Archive | July 12, 2011

The Symbiotic Way of Life Leaves Traces in the Genome of the Leaf-Cutter Ant

Photographer: Grey Wulf from Sheffield, UK

The improvements in read quality, data output and read length of current next generation sequencing technologies results in more and more complex eukaryotic genomes to be sequenced and published. In the following I will further illustrate one particularly interesting example, the genome of the leaf-cutter ant:

Next to humans, leaf-cutter ants are believed to form the largest and most complex animal societies on Earth. The impressive insects are found to be endemic to South and Central America and parts of the United States (Schultz and Brady, 2008).

Their way of life is based on an ant-fungus mutualism that is thought to have evolved approx. 50 million years ago (Schultz and Brady, 2008). The ants are cutting leaves from trees and carry the leaves in subterranean gardens (see figure). On the freshly cut plant material they are actively farming a specialized fungus which serves as their primary food source.

An international team of researchers published recently the approx. 290 Mbp genome of the leaf-cutter ant Atta cephalotes (Suen et al., 2011). The genome was sequenced using the 454 GS FLX Titanium platform only to an 18-20-fold coverage. The resulting 42’000 contigs could be further assembled into approx. 2’800 scaffolds by sequencing of 8 kbp and 20 kbp paired-end libraries.

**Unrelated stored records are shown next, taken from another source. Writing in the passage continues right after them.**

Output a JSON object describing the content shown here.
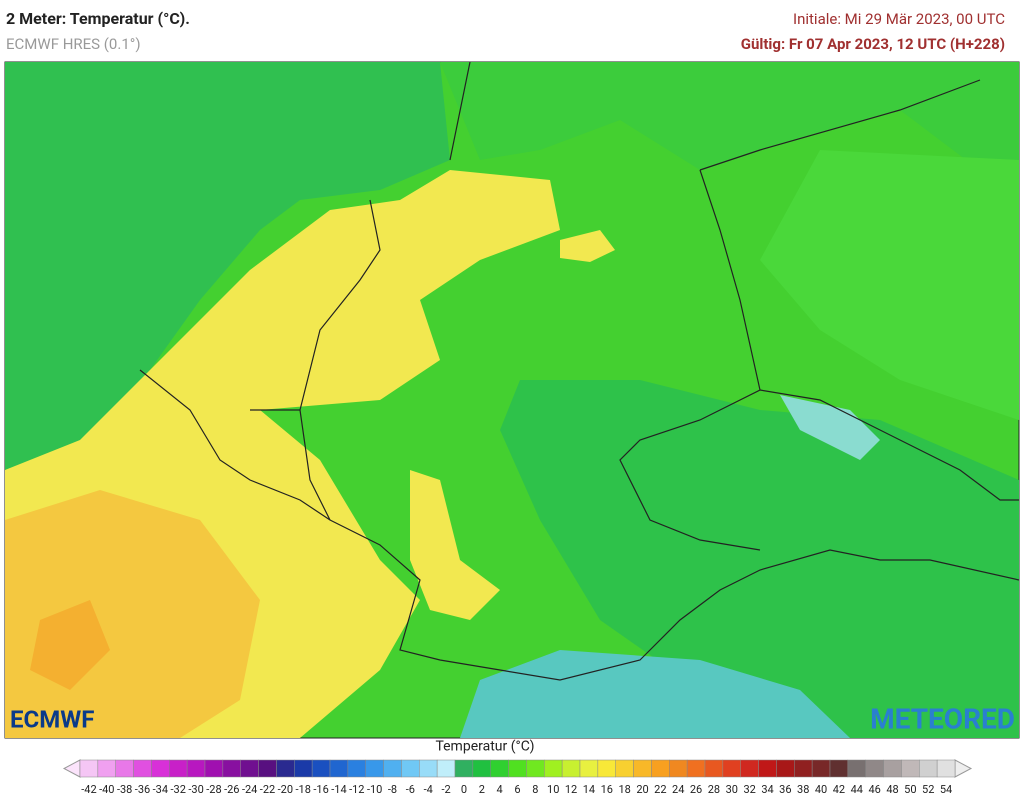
{
  "header": {
    "title": "2 Meter: Temperatur (°C).",
    "model": "ECMWF HRES (0.1°)",
    "init": "Initiale: Mi 29 Mär 2023, 00 UTC",
    "valid": "Gültig: Fr 07 Apr 2023, 12 UTC (H+228)"
  },
  "logos": {
    "left": "ECMWF",
    "right": "METEORED"
  },
  "colorbar": {
    "title": "Temperatur (°C)",
    "labels": [
      -42,
      -40,
      -38,
      -36,
      -34,
      -32,
      -30,
      -28,
      -26,
      -24,
      -22,
      -20,
      -18,
      -16,
      -14,
      -12,
      -10,
      -8,
      -6,
      -4,
      -2,
      0,
      2,
      4,
      6,
      8,
      10,
      12,
      14,
      16,
      18,
      20,
      22,
      24,
      26,
      28,
      30,
      32,
      34,
      36,
      38,
      40,
      42,
      44,
      46,
      48,
      50,
      52,
      54
    ],
    "colors": [
      "#f5c6f5",
      "#f0a0f0",
      "#e878e8",
      "#e050e0",
      "#d830d8",
      "#c820c8",
      "#b818c0",
      "#a010b0",
      "#8810a0",
      "#701090",
      "#581080",
      "#2a2a90",
      "#1a3aa8",
      "#1a50c0",
      "#2066d0",
      "#2a80e0",
      "#3898ea",
      "#50b0f0",
      "#70c8f5",
      "#98dcf8",
      "#c0eefa",
      "#30b060",
      "#20c040",
      "#30d030",
      "#50e020",
      "#70e820",
      "#a0f020",
      "#c8f030",
      "#e8f040",
      "#f8e838",
      "#f8d030",
      "#f8b828",
      "#f8a020",
      "#f08820",
      "#f07020",
      "#e85820",
      "#e04020",
      "#d02820",
      "#c01818",
      "#a81818",
      "#902020",
      "#782828",
      "#603030",
      "#787070",
      "#908888",
      "#a8a0a0",
      "#c0b8b8",
      "#d0d0d0",
      "#e0e0e0"
    ]
  }
}
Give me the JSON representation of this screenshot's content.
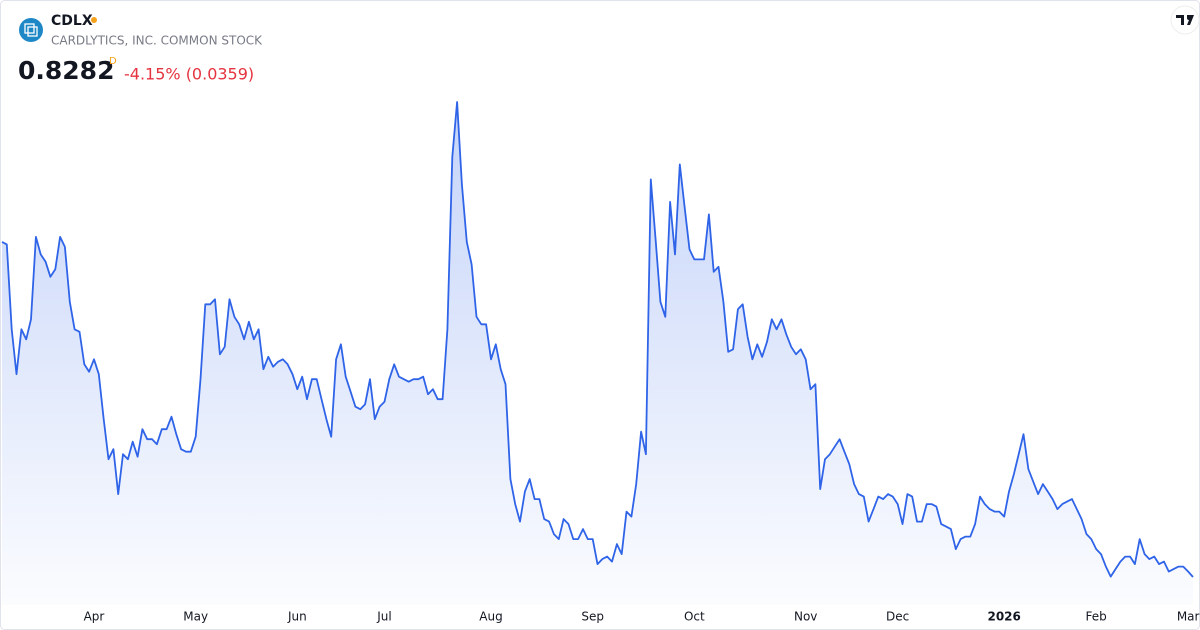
{
  "header": {
    "symbol": "CDLX",
    "name": "CARDLYTICS, INC. COMMON STOCK",
    "price": "0.8282",
    "flag": "D",
    "change": "-4.15% (0.0359)"
  },
  "chart_data": {
    "type": "area",
    "color": "#2f64e8",
    "categories": [
      null,
      null,
      null,
      null,
      null,
      null,
      null,
      null,
      null,
      null,
      null,
      null,
      null,
      null,
      null,
      null,
      null,
      null,
      null,
      "Apr",
      null,
      null,
      null,
      null,
      null,
      null,
      null,
      null,
      null,
      null,
      null,
      null,
      null,
      null,
      null,
      null,
      null,
      null,
      null,
      null,
      "May",
      null,
      null,
      null,
      null,
      null,
      null,
      null,
      null,
      null,
      null,
      null,
      null,
      null,
      null,
      null,
      null,
      null,
      null,
      null,
      null,
      "Jun",
      null,
      null,
      null,
      null,
      null,
      null,
      null,
      null,
      null,
      null,
      null,
      null,
      null,
      null,
      null,
      null,
      null,
      "Jul",
      null,
      null,
      null,
      null,
      null,
      null,
      null,
      null,
      null,
      null,
      null,
      null,
      null,
      null,
      null,
      null,
      null,
      null,
      null,
      null,
      null,
      "Aug",
      null,
      null,
      null,
      null,
      null,
      null,
      null,
      null,
      null,
      null,
      null,
      null,
      null,
      null,
      null,
      null,
      null,
      null,
      null,
      null,
      "Sep",
      null,
      null,
      null,
      null,
      null,
      null,
      null,
      null,
      null,
      null,
      null,
      null,
      null,
      null,
      null,
      null,
      null,
      null,
      null,
      null,
      "Oct",
      null,
      null,
      null,
      null,
      null,
      null,
      null,
      null,
      null,
      null,
      null,
      null,
      null,
      null,
      null,
      null,
      null,
      null,
      null,
      null,
      null,
      null,
      "Nov",
      null,
      null,
      null,
      null,
      null,
      null,
      null,
      null,
      null,
      null,
      null,
      null,
      null,
      null,
      null,
      null,
      null,
      null,
      "Dec",
      null,
      null,
      null,
      null,
      null,
      null,
      null,
      null,
      null,
      null,
      null,
      null,
      null,
      null,
      null,
      null,
      null,
      null,
      null,
      null,
      null,
      "2026",
      null,
      null,
      null,
      null,
      null,
      null,
      null,
      null,
      null,
      null,
      null,
      null,
      null,
      null,
      null,
      null,
      null,
      null,
      "Feb",
      null,
      null,
      null,
      null,
      null,
      null,
      null,
      null,
      null,
      null,
      null,
      null,
      null,
      null,
      null,
      null,
      null,
      null,
      "Mar",
      null
    ],
    "values": [
      2.17,
      2.16,
      1.82,
      1.64,
      1.82,
      1.78,
      1.86,
      2.19,
      2.12,
      2.09,
      2.03,
      2.06,
      2.19,
      2.15,
      1.93,
      1.82,
      1.81,
      1.68,
      1.65,
      1.7,
      1.64,
      1.46,
      1.3,
      1.34,
      1.16,
      1.32,
      1.3,
      1.37,
      1.31,
      1.42,
      1.38,
      1.38,
      1.36,
      1.42,
      1.42,
      1.47,
      1.4,
      1.34,
      1.33,
      1.33,
      1.39,
      1.62,
      1.92,
      1.92,
      1.94,
      1.72,
      1.75,
      1.94,
      1.87,
      1.84,
      1.78,
      1.85,
      1.78,
      1.82,
      1.66,
      1.71,
      1.67,
      1.69,
      1.7,
      1.68,
      1.64,
      1.58,
      1.63,
      1.54,
      1.62,
      1.62,
      1.54,
      1.46,
      1.39,
      1.7,
      1.76,
      1.63,
      1.57,
      1.51,
      1.5,
      1.52,
      1.62,
      1.46,
      1.51,
      1.53,
      1.62,
      1.68,
      1.63,
      1.62,
      1.61,
      1.62,
      1.62,
      1.63,
      1.56,
      1.58,
      1.54,
      1.54,
      1.82,
      2.51,
      2.73,
      2.4,
      2.17,
      2.08,
      1.87,
      1.84,
      1.84,
      1.7,
      1.76,
      1.66,
      1.6,
      1.22,
      1.12,
      1.05,
      1.17,
      1.22,
      1.14,
      1.14,
      1.06,
      1.05,
      1.0,
      0.98,
      1.06,
      1.04,
      0.98,
      0.98,
      1.02,
      0.98,
      0.98,
      0.88,
      0.9,
      0.91,
      0.89,
      0.96,
      0.92,
      1.09,
      1.07,
      1.2,
      1.41,
      1.32,
      2.42,
      2.18,
      1.93,
      1.87,
      2.33,
      2.12,
      2.48,
      2.31,
      2.14,
      2.1,
      2.1,
      2.1,
      2.28,
      2.05,
      2.07,
      1.93,
      1.73,
      1.74,
      1.9,
      1.92,
      1.79,
      1.7,
      1.76,
      1.71,
      1.77,
      1.86,
      1.82,
      1.86,
      1.8,
      1.75,
      1.72,
      1.74,
      1.7,
      1.58,
      1.6,
      1.18,
      1.3,
      1.32,
      1.35,
      1.38,
      1.33,
      1.28,
      1.2,
      1.16,
      1.15,
      1.05,
      1.1,
      1.15,
      1.14,
      1.16,
      1.15,
      1.12,
      1.04,
      1.16,
      1.15,
      1.05,
      1.05,
      1.12,
      1.12,
      1.11,
      1.04,
      1.03,
      1.02,
      0.94,
      0.98,
      0.99,
      0.99,
      1.04,
      1.15,
      1.12,
      1.1,
      1.09,
      1.09,
      1.07,
      1.17,
      1.24,
      1.32,
      1.4,
      1.26,
      1.21,
      1.16,
      1.2,
      1.17,
      1.14,
      1.1,
      1.12,
      1.13,
      1.14,
      1.1,
      1.06,
      1.0,
      0.98,
      0.94,
      0.92,
      0.87,
      0.83,
      0.86,
      0.89,
      0.91,
      0.91,
      0.88,
      0.98,
      0.92,
      0.9,
      0.91,
      0.88,
      0.89,
      0.85,
      0.86,
      0.87,
      0.87,
      0.85,
      0.8282
    ]
  }
}
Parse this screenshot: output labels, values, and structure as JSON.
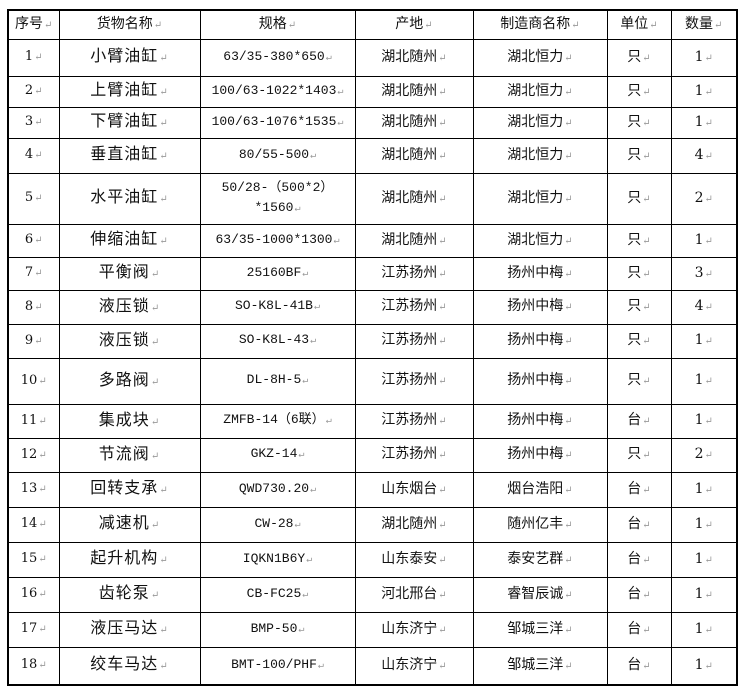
{
  "table": {
    "headers": [
      "序号",
      "货物名称",
      "规格",
      "产地",
      "制造商名称",
      "单位",
      "数量"
    ],
    "rows": [
      [
        "1",
        "小臂油缸",
        "63/35-380*650",
        "湖北随州",
        "湖北恒力",
        "只",
        "1"
      ],
      [
        "2",
        "上臂油缸",
        "100/63-1022*1403",
        "湖北随州",
        "湖北恒力",
        "只",
        "1"
      ],
      [
        "3",
        "下臂油缸",
        "100/63-1076*1535",
        "湖北随州",
        "湖北恒力",
        "只",
        "1"
      ],
      [
        "4",
        "垂直油缸",
        "80/55-500",
        "湖北随州",
        "湖北恒力",
        "只",
        "4"
      ],
      [
        "5",
        "水平油缸",
        "50/28-（500*2）*1560",
        "湖北随州",
        "湖北恒力",
        "只",
        "2"
      ],
      [
        "6",
        "伸缩油缸",
        "63/35-1000*1300",
        "湖北随州",
        "湖北恒力",
        "只",
        "1"
      ],
      [
        "7",
        "平衡阀",
        "25160BF",
        "江苏扬州",
        "扬州中梅",
        "只",
        "3"
      ],
      [
        "8",
        "液压锁",
        "SO-K8L-41B",
        "江苏扬州",
        "扬州中梅",
        "只",
        "4"
      ],
      [
        "9",
        "液压锁",
        "SO-K8L-43",
        "江苏扬州",
        "扬州中梅",
        "只",
        "1"
      ],
      [
        "10",
        "多路阀",
        "DL-8H-5",
        "江苏扬州",
        "扬州中梅",
        "只",
        "1"
      ],
      [
        "11",
        "集成块",
        "ZMFB-14（6联）",
        "江苏扬州",
        "扬州中梅",
        "台",
        "1"
      ],
      [
        "12",
        "节流阀",
        "GKZ-14",
        "江苏扬州",
        "扬州中梅",
        "只",
        "2"
      ],
      [
        "13",
        "回转支承",
        "QWD730.20",
        "山东烟台",
        "烟台浩阳",
        "台",
        "1"
      ],
      [
        "14",
        "减速机",
        "CW-28",
        "湖北随州",
        "随州亿丰",
        "台",
        "1"
      ],
      [
        "15",
        "起升机构",
        "IQKN1B6Y",
        "山东泰安",
        "泰安艺群",
        "台",
        "1"
      ],
      [
        "16",
        "齿轮泵",
        "CB-FC25",
        "河北邢台",
        "睿智辰诚",
        "台",
        "1"
      ],
      [
        "17",
        "液压马达",
        "BMP-50",
        "山东济宁",
        "邹城三洋",
        "台",
        "1"
      ],
      [
        "18",
        "绞车马达",
        "BMT-100/PHF",
        "山东济宁",
        "邹城三洋",
        "台",
        "1"
      ]
    ]
  }
}
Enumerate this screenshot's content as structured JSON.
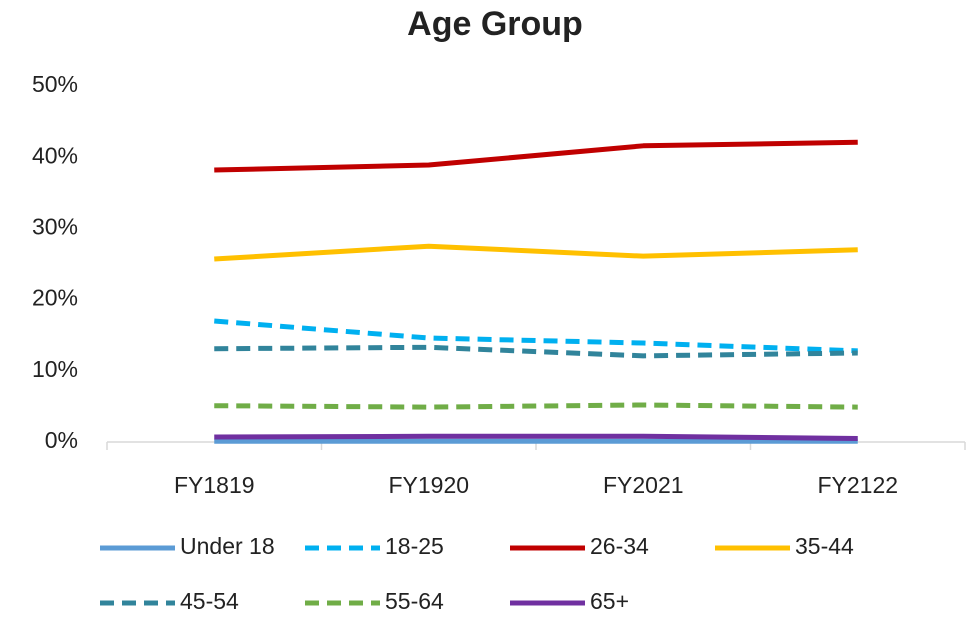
{
  "chart_data": {
    "type": "line",
    "title": "Age Group",
    "categories": [
      "FY1819",
      "FY1920",
      "FY2021",
      "FY2122"
    ],
    "series": [
      {
        "name": "Under 18",
        "color": "#5b9bd5",
        "dashed": false,
        "values": [
          0.1,
          0.1,
          0.1,
          0.1
        ]
      },
      {
        "name": "18-25",
        "color": "#00b0f0",
        "dashed": true,
        "values": [
          17.0,
          14.6,
          13.9,
          12.8
        ]
      },
      {
        "name": "26-34",
        "color": "#c00000",
        "dashed": false,
        "values": [
          38.2,
          38.9,
          41.6,
          42.1
        ]
      },
      {
        "name": "35-44",
        "color": "#ffc000",
        "dashed": false,
        "values": [
          25.7,
          27.5,
          26.1,
          27.0
        ]
      },
      {
        "name": "45-54",
        "color": "#31849b",
        "dashed": true,
        "values": [
          13.1,
          13.3,
          12.1,
          12.5
        ]
      },
      {
        "name": "55-64",
        "color": "#70ad47",
        "dashed": true,
        "values": [
          5.1,
          4.9,
          5.2,
          4.9
        ]
      },
      {
        "name": "65+",
        "color": "#7030a0",
        "dashed": false,
        "values": [
          0.7,
          0.8,
          0.8,
          0.5
        ]
      }
    ],
    "ylim": [
      0,
      50
    ],
    "yticks": [
      {
        "value": 0,
        "label": "0%"
      },
      {
        "value": 10,
        "label": "10%"
      },
      {
        "value": 20,
        "label": "20%"
      },
      {
        "value": 30,
        "label": "30%"
      },
      {
        "value": 40,
        "label": "40%"
      },
      {
        "value": 50,
        "label": "50%"
      }
    ],
    "grid": false,
    "legend": "bottom"
  }
}
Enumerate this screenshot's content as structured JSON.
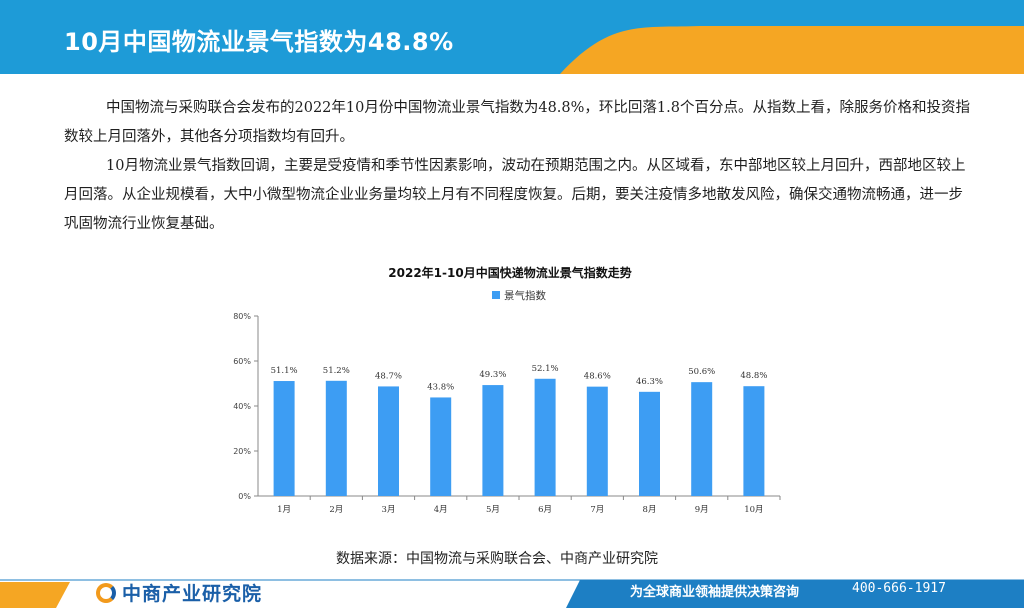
{
  "header": {
    "title": "10月中国物流业景气指数为48.8%"
  },
  "body": {
    "paragraph1": "中国物流与采购联合会发布的2022年10月份中国物流业景气指数为48.8%，环比回落1.8个百分点。从指数上看，除服务价格和投资指数较上月回落外，其他各分项指数均有回升。",
    "paragraph2": "10月物流业景气指数回调，主要是受疫情和季节性因素影响，波动在预期范围之内。从区域看，东中部地区较上月回升，西部地区较上月回落。从企业规模看，大中小微型物流企业业务量均较上月有不同程度恢复。后期，要关注疫情多地散发风险，确保交通物流畅通，进一步巩固物流行业恢复基础。"
  },
  "chart_data": {
    "type": "bar",
    "title": "2022年1-10月中国快递物流业景气指数走势",
    "categories": [
      "1月",
      "2月",
      "3月",
      "4月",
      "5月",
      "6月",
      "7月",
      "8月",
      "9月",
      "10月"
    ],
    "series": [
      {
        "name": "景气指数",
        "values": [
          51.1,
          51.2,
          48.7,
          43.8,
          49.3,
          52.1,
          48.6,
          46.3,
          50.6,
          48.8
        ]
      }
    ],
    "value_labels": [
      "51.1%",
      "51.2%",
      "48.7%",
      "43.8%",
      "49.3%",
      "52.1%",
      "48.6%",
      "46.3%",
      "50.6%",
      "48.8%"
    ],
    "yticks": [
      "0%",
      "20%",
      "40%",
      "60%",
      "80%"
    ],
    "ylim": [
      0,
      80
    ],
    "bar_color": "#3d9df3",
    "legend_position": "top"
  },
  "source": "数据来源：中国物流与采购联合会、中商产业研究院",
  "footer": {
    "logo_text": "中商产业研究院",
    "slogan": "为全球商业领袖提供决策咨询",
    "phone": "400-666-1917"
  },
  "colors": {
    "header_blue": "#1e9bd7",
    "accent_orange": "#f5a623",
    "footer_blue": "#1d7fc4"
  }
}
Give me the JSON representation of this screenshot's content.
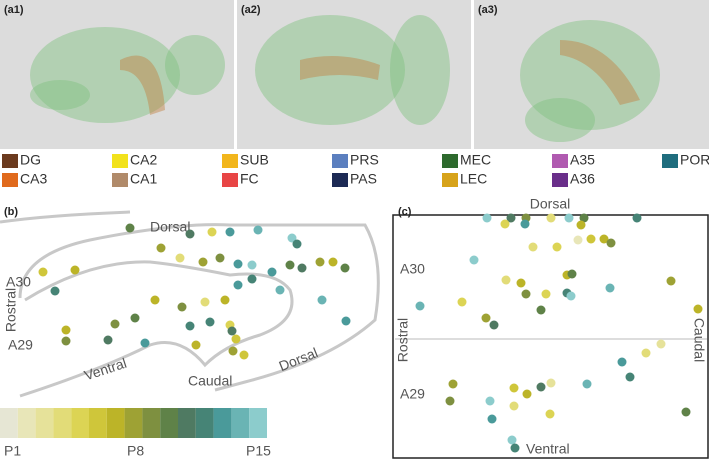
{
  "panels": {
    "a1": "(a1)",
    "a2": "(a2)",
    "a3": "(a3)",
    "b": "(b)",
    "c": "(c)"
  },
  "legend": [
    {
      "label": "DG",
      "color": "#6b3a1e"
    },
    {
      "label": "CA2",
      "color": "#f2e21c"
    },
    {
      "label": "SUB",
      "color": "#f2b61c"
    },
    {
      "label": "PRS",
      "color": "#5b7fbf"
    },
    {
      "label": "MEC",
      "color": "#2d6a2d"
    },
    {
      "label": "A35",
      "color": "#b05ab0"
    },
    {
      "label": "POR",
      "color": "#1f6d7e"
    },
    {
      "label": "CA3",
      "color": "#e06a1c"
    },
    {
      "label": "CA1",
      "color": "#b08a6a"
    },
    {
      "label": "FC",
      "color": "#e84545"
    },
    {
      "label": "PAS",
      "color": "#1c2a55"
    },
    {
      "label": "LEC",
      "color": "#d7a31a"
    },
    {
      "label": "A36",
      "color": "#6a2e8a"
    }
  ],
  "panel_b": {
    "dorsal_top": "Dorsal",
    "a30": "A30",
    "rostral": "Rostral",
    "a29": "A29",
    "ventral": "Ventral",
    "caudal": "Caudal",
    "dorsal_bottom": "Dorsal"
  },
  "panel_c": {
    "dorsal": "Dorsal",
    "a30": "A30",
    "rostral": "Rostral",
    "a29": "A29",
    "ventral": "Ventral",
    "caudal": "Caudal"
  },
  "colorbar": {
    "start": "P1",
    "middle": "P8",
    "end": "P15"
  }
}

Fascinatingly, the genome sequence analysis confirmed genetic modifications that reflect the ant’s obligate dependence on the fungus in nutrient acquisition. For example genes encoding serine proteases are extensively reduced. It seems that these types of enzymes are not necessary to the leaf-cutter ants any longer as the fungus primarily provides carbohydrates and free amino acids. According to the authors these and other gene losses have contributed to the stabilization of the mutualisms over its coevolutionary history.